In the open-label, noninferiority, randomized ABYSS trial, presented at the European Society of Cardiology (ESC) Congress 2024, researchers from the ACTION Group recruited 3,698 patients from 49 sites in France. The patients were randomly assigned 1:1 to receive either interrupting or continuing beta-blocker medication.
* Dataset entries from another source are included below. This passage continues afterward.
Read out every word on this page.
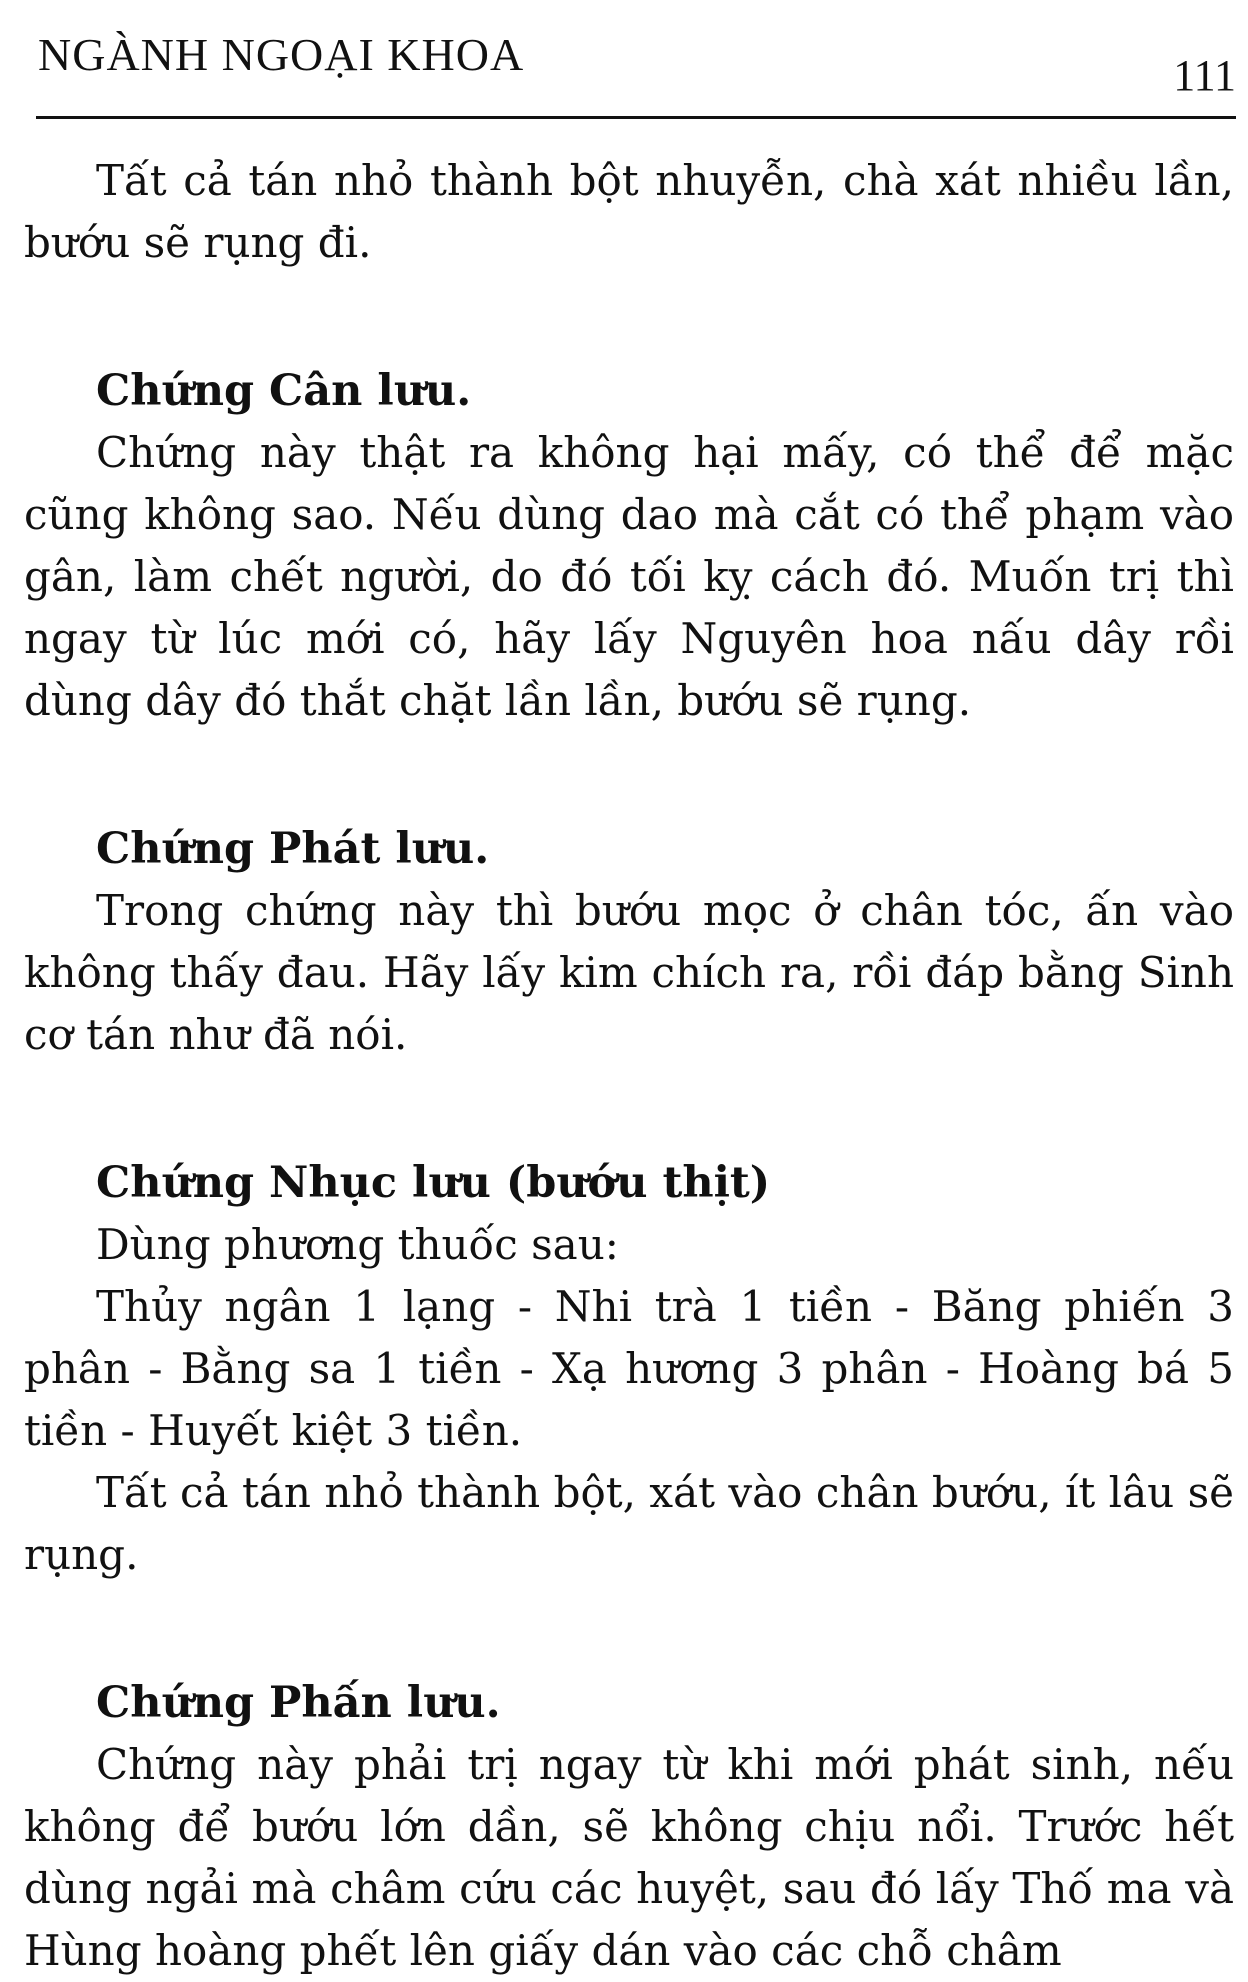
NGÀNH NGOẠI KHOA	111

Tất cả tán nhỏ thành bột nhuyễn, chà xát nhiều lần, bướu sẽ rụng đi.

Chứng Cân lưu.

Chứng này thật ra không hại mấy, có thể để mặc cũng không sao. Nếu dùng dao mà cắt có thể phạm vào gân, làm chết người, do đó tối kỵ cách đó. Muốn trị thì ngay từ lúc mới có, hãy lấy Nguyên hoa nấu dây rồi dùng dây đó thắt chặt lần lần, bướu sẽ rụng.

Chứng Phát lưu.

Trong chứng này thì bướu mọc ở chân tóc, ấn vào không thấy đau. Hãy lấy kim chích ra, rồi đáp bằng Sinh cơ tán như đã nói.

Chứng Nhục lưu (bướu thịt)

Dùng phương thuốc sau:

Thủy ngân 1 lạng - Nhi trà 1 tiền - Băng phiến 3 phân - Bằng sa 1 tiền - Xạ hương 3 phân - Hoàng bá 5 tiền - Huyết kiệt 3 tiền.

Tất cả tán nhỏ thành bột, xát vào chân bướu, ít lâu sẽ rụng.

Chứng Phấn lưu.

Chứng này phải trị ngay từ khi mới phát sinh, nếu không để bướu lớn dần, sẽ không chịu nổi. Trước hết dùng ngải mà châm cứu các huyệt, sau đó lấy Thố ma và Hùng hoàng phết lên giấy dán vào các chỗ châm
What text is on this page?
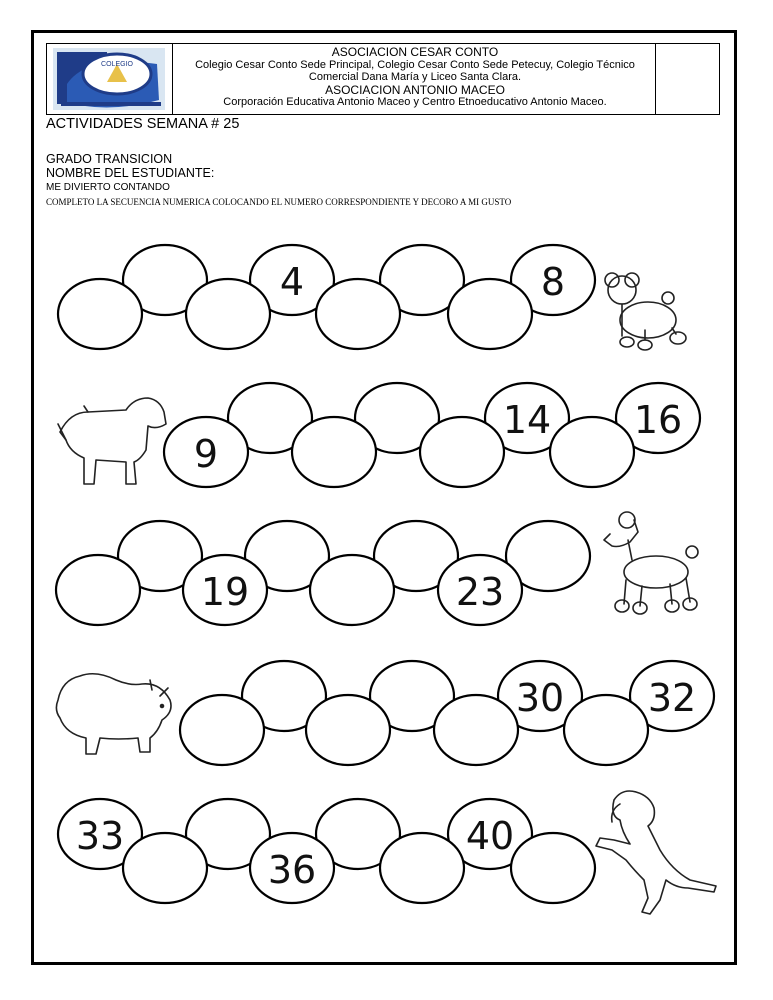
COLEGIO
ASOCIACION CESAR CONTO
Colegio Cesar Conto Sede Principal, Colegio Cesar Conto Sede Petecuy, Colegio Técnico
Comercial Dana María y Liceo Santa Clara.
ASOCIACION ANTONIO MACEO
Corporación Educativa Antonio Maceo y Centro Etnoeducativo Antonio Maceo.
ACTIVIDADES SEMANA # 25
GRADO TRANSICION
NOMBRE DEL ESTUDIANTE:
ME DIVIERTO CONTANDO
COMPLETO LA SECUENCIA NUMERICA COLOCANDO EL NUMERO CORRESPONDIENTE Y DECORO A MI GUSTO
4	8
14 16
9
19	23
30 32
33	40
36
The trial was initiated as a result of improvements in myocardial infarction (MI) management and observational data questioning the necessity of beta-blockers beyond 1 year post-MI, given potential side effects of unnecessary treatment.

Patient characteristics:

• Median time between last MI and randomization: 2.9 years (interquartile range = 1.2–6.4 years)
• Mean age: 64 years
• 17% female participants
• Median follow-up: 3 years.

Inclusion criteria:

• Prior MI
• Long-term beta-blocker therapy
• Left ventricular ejection fraction of at least 40%
• No cardiovascular events in the previous 6 months.

Among the key findings were:

• Primary Outcome: A composite of death, nonfatal MI, nonfatal stroke, or hospitalization for cardiovascular reasons occurred in 23.8% of patients in the interruption group vs 21.1% of those in the continuation group (risk difference = 2.8 percentage points, 95% confidence interval [CI] < 0.1–5.5; hazard ratio [HR] = 1.16, 95% CI = 1.01–1.33, P = .44 for noninferiority).
• Noninferiority Analysis: The trial did not meet the predefined noninferiority criterion, as the upper boundary of the 95% CI (5.5 percentage points) exceeded the predefined noninferiority margin of 3 percentage points.
• Mortality: Death occurred in 4.1% of patients in the interruption group vs 4.0% in the continuation group.
• Recurrent MI: 2.5% in the interruption group vs 2.4% in the continuation group experienced a recurrent MI.
• Hospitalization: 18.9% in the interruption group vs 16.6% in the continuation group were hospitalized for cardiovascular causes.
• Physiological Effects: Beta-blocker interruption was associated with significant increases in systolic and diastolic blood pressure and heart rate at 6 months (all P < .001 vs beta-blocker continuation) and during study follow-up.
• Quality of Life: Beta-blocker interruption did not improve patients' quality of life as measured by the European Quality of Life–5 Dimensions questionnaire.

"We conducted the ABYSS trial to provide conclusive randomized data on the effects of beta-blocker interruption vs continuation on cardiovascular events and quality of life, but we were unable to show safety preservation in terms of clinical events nor any benefit on quality of life with beta-blocker interruption," underscored principal investigator Johanna Silvain, Professor of the Sorbonne University in Paris.

The results of the ABYSS trial need to be considered alongside other recent findings such as those from the open-label REDUCE-MI trial and ongoing studies to provide additional evidence on optimal beta-blocker use after MI.

The principal investigator declared the following during the last 2 years:  consulting fees or lecture fees from BIOTRONIK FRANCE SAS; SANOFI AVENTIS FRANCE, CSL BEHRING S.A.; travel support/hospitality from ABBOTT MEDICAL FRANCE SAS, BIOTRONIK FRANCE SAS, MEDTRONIC INTERNATIONAL TRADING SARL, NOVO NORDISK; stockholder with 4P-PHARMA.